Bundesfinanzminister Wolfgang Schäuble veröffentlichte am 1. Oktober im englischsprachigen Magazin The Banker einen ausführlichen Artikel mit dem Titel „The Case for European Banking Union“, zu deutsch: „Argumente für die europäische Bankenunion“.1 Interessant ist, daß Schäuble seine Äußerungen in einer Londoner Bankenzeitschrift macht, die zum Verlag der Financial Times gehört, aber sein Artikel weder auf Deutsch vorliegt noch in Deutschland ein Gesprächsthema ist. Die Deutschen sollen offenbar über die Bail-in-Pläne weiterhin sowenig erfahren wie im Wahlkampf.
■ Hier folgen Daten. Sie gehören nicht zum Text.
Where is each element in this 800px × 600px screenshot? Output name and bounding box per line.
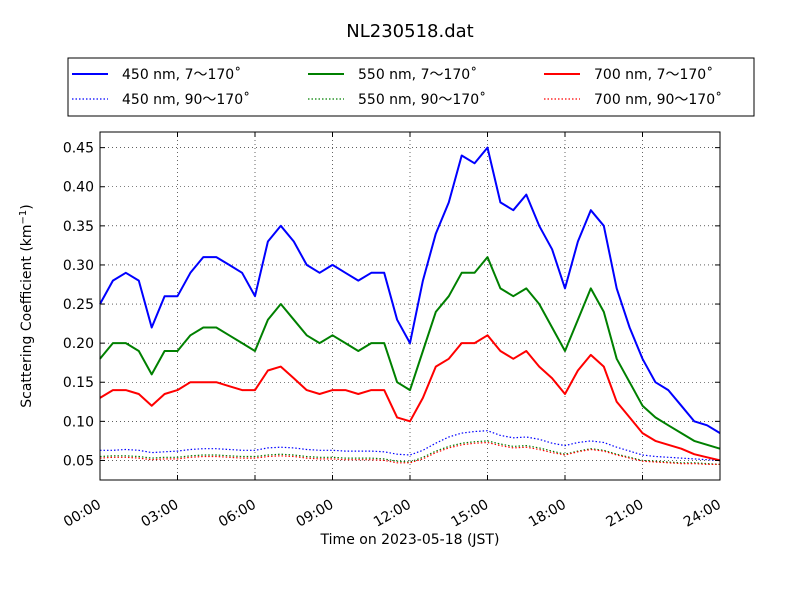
legend-label-4: 550 nm, 90～170˚ [358, 91, 486, 108]
gridlines [100, 132, 720, 480]
y-tick-label: 0.40 [63, 180, 94, 196]
series-line-1 [99, 256, 721, 450]
legend-label-1: 550 nm, 7～170˚ [358, 66, 477, 83]
y-axis-label-close: ) [19, 204, 35, 209]
y-tick-label: 0.15 [63, 375, 94, 391]
y-axis-label-main: Scattering Coefficient (km [19, 224, 35, 407]
legend-label-0: 450 nm, 7～170˚ [122, 66, 241, 83]
y-tick-label: 0.35 [63, 219, 94, 235]
x-tick-label: 12:00 [371, 497, 414, 531]
legend-box [67, 57, 755, 117]
legend: 450 nm, 7～170˚ 550 nm, 7～170˚ 700 nm, 7～17… [67, 57, 755, 117]
y-tick-label: 0.25 [63, 297, 94, 313]
y-tick-label: 0.05 [63, 453, 94, 469]
x-tick-label: 09:00 [294, 497, 337, 531]
series-group [99, 146, 721, 465]
x-tick-label: 00:00 [61, 497, 104, 531]
legend-label-5: 700 nm, 90～170˚ [594, 91, 722, 108]
x-axis-label: Time on 2023-05-18 (JST) [320, 532, 500, 548]
legend-label-2: 700 nm, 7～170˚ [594, 66, 713, 83]
y-tick-label: 0.30 [63, 258, 94, 274]
series-line-2 [99, 334, 721, 462]
x-tick-label: 06:00 [216, 497, 259, 531]
y-tick-label: 0.20 [63, 336, 94, 352]
y-tick-label: 0.45 [63, 141, 94, 157]
x-tick-label: 24:00 [681, 497, 724, 531]
legend-label-3: 450 nm, 90～170˚ [122, 91, 250, 108]
x-tick-label: 21:00 [604, 497, 647, 531]
chart-title: NL230518.dat [346, 21, 473, 42]
x-tick-label: 15:00 [449, 497, 492, 531]
y-axis-label: Scattering Coefficient (km−1) [18, 204, 35, 408]
series-line-0 [99, 146, 721, 434]
x-tick-label: 18:00 [526, 497, 569, 531]
y-axis-label-exponent: −1 [18, 210, 29, 225]
x-tick-label: 03:00 [139, 497, 182, 531]
series-line-3 [100, 430, 721, 461]
y-tick-label: 0.10 [63, 414, 94, 430]
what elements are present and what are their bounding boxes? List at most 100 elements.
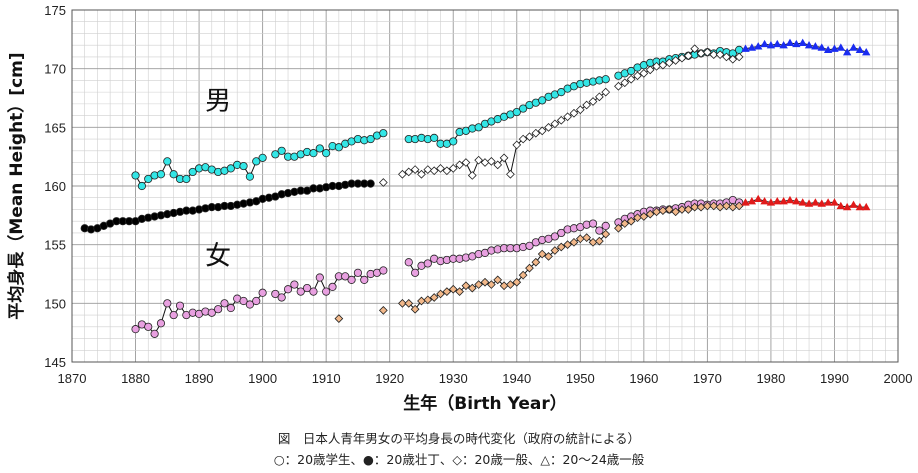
series-male-triangle-filled [741,38,871,56]
x-tick-label: 1910 [312,371,341,386]
data-point [804,199,814,207]
data-point [550,232,559,241]
data-point [182,174,191,184]
data-point [474,123,483,132]
data-point [575,234,585,244]
data-point [271,289,280,299]
series-male-circle-open [131,45,744,191]
data-point [747,43,757,51]
data-point [798,198,807,206]
data-point [575,105,585,115]
data-point [779,41,788,49]
data-point [754,42,763,50]
data-point [595,226,604,235]
data-point [493,275,503,285]
data-point [436,164,445,173]
y-tick-label: 155 [44,238,66,253]
data-point [169,310,178,320]
data-point [493,160,503,170]
data-point [461,281,471,291]
data-point [569,237,579,247]
data-point [188,167,197,177]
data-point [283,285,293,294]
data-point [378,178,388,187]
data-point [506,169,515,179]
data-point [480,277,490,287]
data-point [315,144,324,153]
x-tick-label: 1880 [121,371,150,386]
data-point [411,268,420,277]
data-point [811,42,820,50]
data-point [512,277,522,287]
data-point [703,47,712,57]
data-point [448,284,458,294]
x-tick-label: 1920 [375,371,404,386]
data-point [239,296,248,306]
data-point [423,165,433,174]
data-point [760,197,769,205]
marker-legend: ○：20歳学生、●：20歳壮丁、◇：20歳一般、△：20〜24歳一般 [273,452,645,467]
data-point [258,288,267,297]
x-tick-label: 1970 [693,371,722,386]
data-point [811,198,820,206]
data-point [271,150,280,159]
data-point [518,270,528,280]
data-point [309,149,318,158]
data-point [862,202,871,211]
data-point [677,53,687,63]
data-point [315,273,324,282]
data-point [302,283,312,293]
data-point [836,43,846,51]
data-point [252,157,261,166]
male-label: 男 [205,87,231,117]
data-point [677,205,687,214]
data-point [137,181,146,191]
data-point [855,45,865,54]
data-point [569,108,579,118]
data-point [557,228,566,238]
y-tick-label: 145 [44,355,66,370]
data-point [410,304,420,314]
figure-caption: 図 日本人青年男女の平均身長の時代変化（政府の統計による） [277,431,641,446]
data-point [614,81,623,91]
x-tick-label: 1870 [58,371,87,386]
data-point [518,134,528,144]
chart-grid [71,9,899,363]
data-point [290,280,299,289]
data-point [430,133,439,142]
x-axis-title: 生年（Birth Year） [403,393,566,414]
data-point [792,197,801,205]
data-point [156,319,166,328]
data-point [467,171,477,180]
data-point [754,194,763,203]
data-point [792,39,801,48]
data-point [506,280,515,289]
data-point [855,202,865,211]
data-point [830,198,839,206]
data-point [798,38,807,47]
data-point [626,216,636,226]
data-point [588,219,598,228]
data-point [627,66,636,76]
data-point [804,41,814,49]
data-point [595,236,604,246]
data-point [785,38,795,47]
data-point [455,160,464,170]
data-point [683,205,693,214]
data-point [734,52,744,62]
data-point [664,58,674,68]
y-tick-label: 165 [44,120,66,135]
data-point [436,289,445,299]
data-point [734,201,744,211]
data-point [842,48,852,56]
x-tick-label: 1960 [629,371,658,386]
data-point [690,44,700,54]
data-point [226,164,235,173]
data-point [766,198,776,206]
data-point [747,197,757,205]
y-tick-label: 170 [44,62,66,77]
data-point [150,329,159,338]
data-point [525,263,534,273]
data-point [429,293,439,302]
data-point [341,272,350,281]
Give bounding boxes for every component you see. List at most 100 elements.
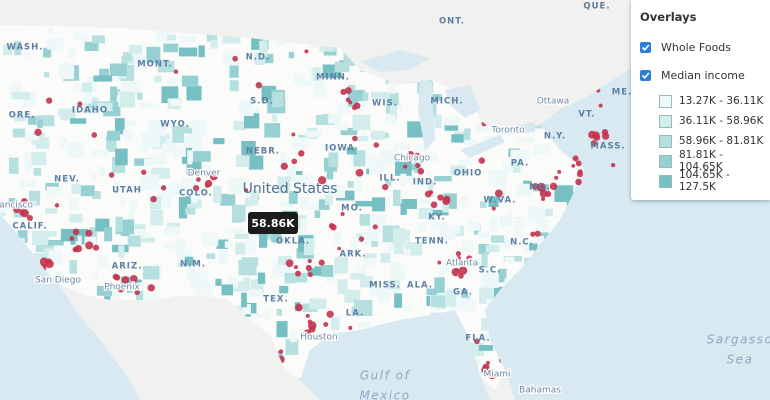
store-dot: [530, 231, 536, 237]
store-dot: [150, 195, 157, 203]
store-dot: [45, 258, 52, 265]
store-dot: [531, 183, 539, 190]
store-dot: [458, 273, 464, 279]
county: [257, 272, 266, 284]
state-label: ORE.: [9, 111, 36, 121]
county: [241, 140, 256, 157]
county: [323, 143, 336, 152]
county: [185, 207, 196, 215]
county: [305, 130, 323, 137]
county: [243, 277, 250, 291]
state-label: N.D.: [246, 53, 271, 63]
state-label: UTAH: [112, 186, 142, 196]
county: [47, 27, 55, 35]
store-dot: [353, 102, 361, 110]
county: [237, 304, 251, 315]
county: [259, 40, 268, 57]
county: [288, 52, 294, 59]
county: [128, 211, 135, 224]
county: [387, 237, 396, 252]
county: [353, 150, 366, 167]
county: [318, 199, 330, 210]
city-label: San Francisco: [0, 201, 33, 211]
store-dot: [147, 284, 155, 292]
county: [165, 226, 180, 236]
store-dot: [323, 322, 329, 327]
county: [150, 209, 164, 226]
store-dot: [575, 178, 582, 186]
county: [141, 293, 158, 303]
county: [434, 277, 445, 293]
county: [299, 197, 310, 208]
city-label: Phoenix: [104, 283, 140, 293]
legend-item: 36.11K - 58.96K: [659, 114, 763, 128]
state-label: IOWA: [325, 144, 355, 154]
county: [284, 272, 297, 284]
county: [524, 257, 530, 265]
county: [219, 248, 228, 265]
county: [186, 85, 202, 101]
legend-item: 81.81K - 104.65K: [659, 149, 770, 173]
county: [114, 180, 121, 194]
county: [451, 134, 464, 143]
county: [280, 201, 294, 208]
state-label: ARIZ.: [112, 262, 143, 272]
county: [27, 116, 37, 125]
layer-toggle[interactable]: Median income: [640, 68, 745, 82]
store-dot: [130, 275, 138, 283]
store-dot: [77, 101, 83, 107]
county: [356, 265, 367, 280]
store-dot: [173, 69, 179, 74]
store-dot: [307, 272, 313, 278]
county: [220, 193, 236, 206]
checkbox[interactable]: [640, 69, 651, 81]
county: [460, 196, 468, 207]
county: [362, 132, 368, 139]
county: [271, 232, 282, 243]
county: [3, 44, 13, 55]
county: [46, 40, 59, 50]
county: [205, 284, 212, 297]
store-dot: [403, 164, 408, 169]
county: [401, 199, 417, 209]
county: [248, 155, 264, 170]
state-label: FLA.: [465, 334, 490, 344]
water: [300, 310, 490, 400]
county: [135, 290, 144, 307]
county: [67, 47, 76, 59]
county: [121, 56, 128, 69]
county: [293, 74, 304, 84]
layer-toggle[interactable]: Whole Foods: [640, 40, 731, 54]
legend-swatch: [659, 174, 672, 188]
legend-swatch: [659, 134, 672, 148]
county: [176, 126, 190, 133]
county: [90, 173, 97, 181]
store-dot: [554, 175, 559, 180]
county: [181, 178, 200, 188]
county: [224, 227, 243, 233]
legend-swatch: [659, 114, 672, 128]
county: [167, 34, 176, 41]
county: [228, 177, 242, 190]
county: [138, 147, 149, 153]
checkbox[interactable]: [640, 41, 651, 53]
county: [374, 285, 391, 291]
state-label: GA.: [453, 288, 473, 298]
store-dot: [298, 150, 305, 157]
county: [43, 247, 53, 263]
state-label: MICH.: [430, 97, 463, 107]
county: [326, 167, 334, 180]
county: [96, 285, 113, 296]
county: [381, 199, 390, 208]
county: [337, 279, 348, 295]
county: [84, 87, 92, 104]
county: [400, 203, 407, 215]
county: [187, 150, 193, 165]
panel-title: Overlays: [640, 10, 697, 24]
county: [277, 255, 292, 266]
county: [529, 243, 538, 251]
county: [312, 67, 322, 81]
store-dot: [121, 283, 126, 289]
store-dot: [192, 185, 200, 192]
store-dot: [454, 268, 460, 273]
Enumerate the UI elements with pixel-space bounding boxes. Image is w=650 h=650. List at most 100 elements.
Wir fassen die Aussagen des Artikels in eigener Übersetzung zusammen.
Schäuble berücksichtigt zwar auch die Befürchtungen der Deutschen über mögliche Stützungsmaßnahmen für europäische Banken, doch der Schwerpunkt des Artikels liegt darauf, den Bail-in-Mechanismus (d.h. das Zypern-Modell) zu rechtfertigen.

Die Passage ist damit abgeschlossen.